Here is my hypothesis: In Spain the formal expression is "frigorífico m", colloquial "nevera f". Where do they use the "refrigerador m" then?

Thank you.


----------



## Oldy Nuts

The usual expression is "refrigerador". At least, around here; at the other side of the Andes it seems to be "nevera".


----------



## Elixabete

In Spain we use "frigo" or "frigorífico", "nevera " is common too, maybe a bit more old- fashioned or certainly,  if you mean the portable thing. We don't use refrigerador.You can use "frigorífico" as an adjective too like in "camión frigorífico" ( refrigerated lorry)


----------



## Analau Argentina

En la Argentina el "refrigerador" o la "nevera" es la "heladera".


----------



## Oldy Nuts

Já, parece que me confundí.

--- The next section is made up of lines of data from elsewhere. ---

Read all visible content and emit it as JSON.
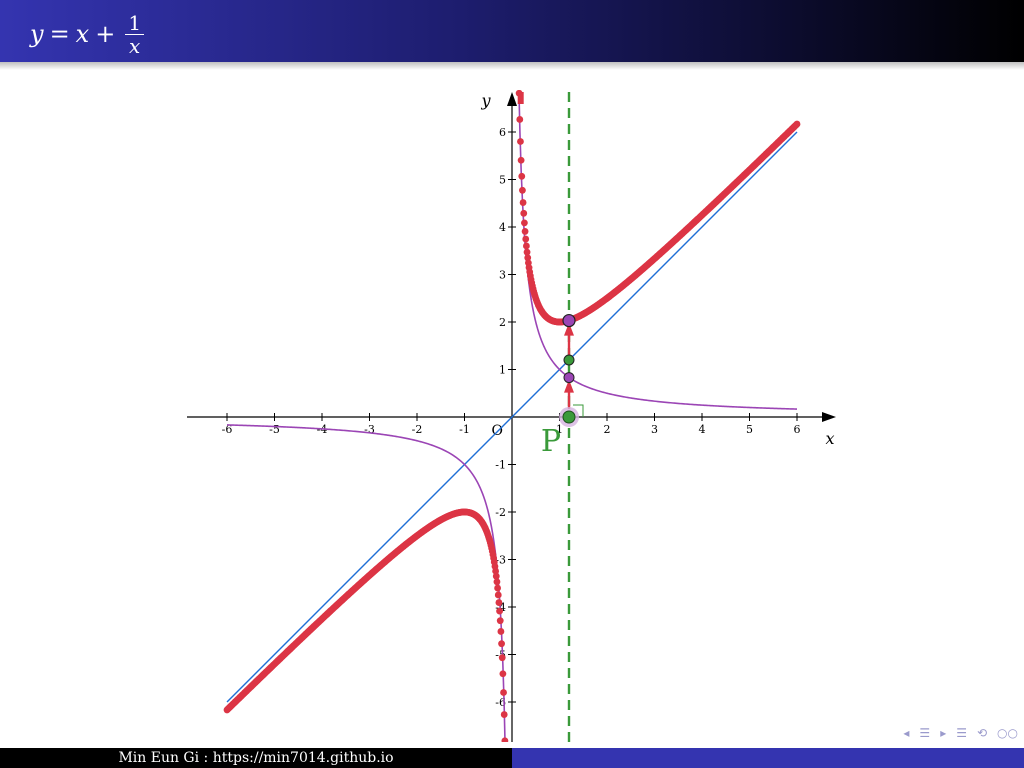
{
  "slide": {
    "title_lhs": "y",
    "title_eq": "=",
    "title_x": "x",
    "title_plus": "+",
    "title_num": "1",
    "title_den": "x"
  },
  "footer": {
    "author": "Min Eun Gi : https://min7014.github.io"
  },
  "nav": {
    "frame_prev": "◂",
    "frame_icon": "☰",
    "frame_next": "▸",
    "section_icon": "☰",
    "search_icon": "⟲",
    "zoom_icon": "○○"
  },
  "colors": {
    "title_bar_start": "#3434b0",
    "title_bar_end": "#000000",
    "footer_left": "#000000",
    "footer_right": "#3434b0",
    "sum_curve": "#dc3545",
    "reciprocal_curve": "#9b45b5",
    "identity_line": "#1f6fd6",
    "vertical_line": "#3a9a3a",
    "point_p": "#3a9a3a",
    "arrow": "#dc3545",
    "axis": "#000000"
  },
  "chart_data": {
    "type": "line",
    "xlabel": "x",
    "ylabel": "y",
    "origin_label": "O",
    "xlim": [
      -6.8,
      6.8
    ],
    "ylim": [
      -6.8,
      6.8
    ],
    "x_ticks": [
      "-6",
      "-5",
      "-4",
      "-3",
      "-2",
      "-1",
      "1",
      "2",
      "3",
      "4",
      "5",
      "6"
    ],
    "y_ticks": [
      "6",
      "5",
      "4",
      "3",
      "2",
      "1",
      "-1",
      "-2",
      "-3",
      "-4",
      "-5",
      "-6"
    ],
    "series": [
      {
        "type": "line",
        "formula": "y = x",
        "domain": [
          -6,
          6
        ]
      },
      {
        "type": "line",
        "formula": "y = 1/x",
        "domain": [
          -6,
          6
        ]
      },
      {
        "type": "scatter-curve",
        "formula": "y = x + 1/x",
        "domain": [
          -6,
          6
        ]
      }
    ],
    "vertical_line_x": 1.2,
    "point": {
      "label": "P",
      "x": 1.2,
      "y": 0,
      "markers": [
        {
          "name": "reciprocal-value",
          "y": 0.83
        },
        {
          "name": "identity-value",
          "y": 1.2
        },
        {
          "name": "sum-value",
          "y": 2.03
        }
      ]
    }
  }
}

Mil perdones.


----------



## Mr.Dent

In Uruguay 'heladera' means refrigerator, and a 'frigorífico' refers to a walk-in freezer. But I have heard Mexicans use 'frigorífico' to mean refrigerator. Clearly the usage is regional.


----------



## juicybone

¿Qué opinan de otros países latinoamericanos?


----------



## gamboler

En España no se usan "heladera" ni "refrigerador", aunque se entenderían los términos, pero nos daríamos cuenta de que quien habla es latinoamericano.
En los años 1940-1960, cuando no eran eléctricas sino de hielo, se usaba exclusivamente la palabra "nevera".
Actualmente el término más empleado (y en publicidad casi exclusivamente) es "frigorífico". Popularmente se sigue usando la palabra "nevera", pero insisto en que el término más culto es "frigorífico". Al departamento, superior o inferior dependiendo del modelo, donde el frío es más intenso se le llama "congelador"


----------



## juicybone

¡Clarísima explicación, gamboler! Me vendría muy bien una equivalente de Colombia, Venezuela, Perú, Argentina...


----------



## franzjekill

juicybone said:


> Colombia, Venezuela, Perú, Argentina.


De Argentina tienes la respuesta en el segundo comentario. En Uruguay también es heladera (y los que congelan, _freezer_) , aunque si dices refrigerador nadie te va a mirar raro. En Colombia y Venezuela, estoy 90% seguro de que es como en España, nevera, y en Perú es refrigeradora y los que congelan, congelador.


----------